The Borjomi-Bakuriani narrow gauge railway makes a switchback in Tsagveri as it climbs from the Gujaretisqali canyon to the Tsemi plateau and into the Borjomula canyon. There is large railway platform, rail station, historic rolling stock, and complex of maintenance buildings. The major sanatoria include Kechkhobi and the Georgian Railway Worker’s Children’s Sanotorium (abandoned).
The restored Timotesubani church, a significant architectural monument, designed during Queen Tamar’s reign (r. 1184-1213) is located 3km from Tsaghveri center.Features of the lower canyon include columnar basalt cliffs, waterfalls, and the 10th-century Uznariani Fortress.
The area suffered two major forest fires recently: once in 2008 during the Russian invasion of Georgia, and the second in 2017.
Exploring Gujaretisqali Canyon
The canyon of the Gujaretisqali river flows west from the high peaks around Bakuriani through the village of Gujareti, about 24 kilometers from Tsaghveri. This Gujaretisqali watershed supplies much of the municipality’s drinking water. As there are no paved roads, the area remains undeveloped relative to nearby Bakuriani and the Borjomi plateau.

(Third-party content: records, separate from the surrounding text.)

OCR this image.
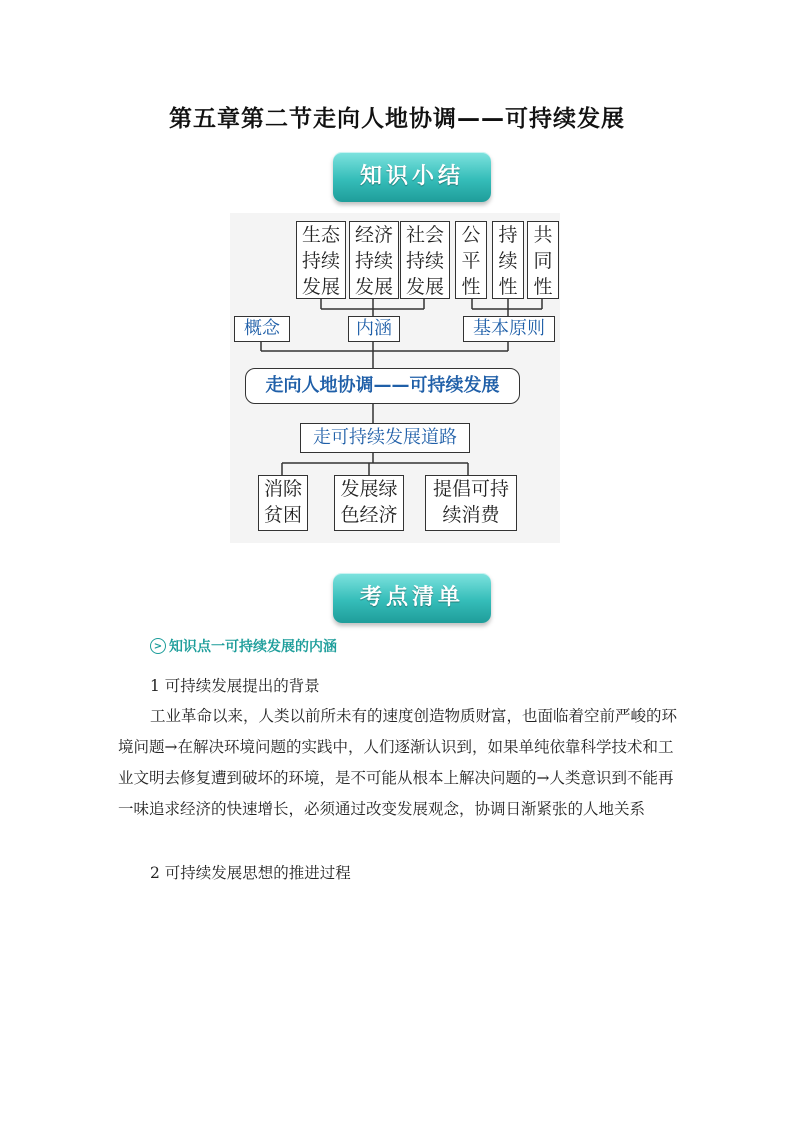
第五章第二节走向人地协调——可持续发展
知识小结
生态
持续
发展
经济
持续
发展
社会
持续
发展
公
平
性
持
续
性
共
同
性
概念	内涵	基本原则
走向人地协调——可持续发展
走可持续发展道路
消除
贫困
发展绿
色经济
提倡可持
续消费
考点清单
> 知识点一可持续发展的内涵
1 可持续发展提出的背景
工业革命以来，人类以前所未有的速度创造物质财富，也面临着空前严峻的环境问题→在解决环境问题的实践中，人们逐渐认识到，如果单纯依靠科学技术和工业文明去修复遭到破坏的环境，是不可能从根本上解决问题的→人类意识到不能再一味追求经济的快速增长，必须通过改变发展观念，协调日渐紧张的人地关系
2 可持续发展思想的推进过程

There are several abandoned sawmills and lumber camps in the lower canyon. During the Soviet era, village farmers at the upper elevations produced a range of fresh dairy products for Borjomi’s sanatoria.
Where mountain ravines join the Gujaretisqali are oncrete spring-heads of mzhave waters. Some are protected and feed IDS Borjomi’s bottling plants while others appear abandoned and flow freely. IDS Borjomi ceased operations in April 2022 because of wartime financial sanctions imposed on Russian businesses.
აი ია
Mid-April begins the second wave of spring ephemeral wildflowers, such as Primula varieties, Cardamine quinquefolia (“black sea toothwort”) and Anemone caucasica.
Hardwood species were on the cusp of blooming and leafing out, including Betlua carpinifolia, Crataegus pentagyna, Carpinus Betula, Corylus avellana (hazelnut), and Alnus barbata, and the finely-branched Pyrus caucasica.
Two evergreen species dominate northern slopes: Picea orientalis, with bright green new growth, and Abies nordmanniana, both popular species propagated in the US and EU as Christmas trees. Harvesting nordmanniana cones is a dangerous but lucrative job, as shown in this short documentary made by our colleagues Rayhan Demytrie and Robin Forestier-Walker.
Next month—if road conditions permit—we will continue to the upper reaches of the canyon, to the villages of Tsinubani and Gujareti.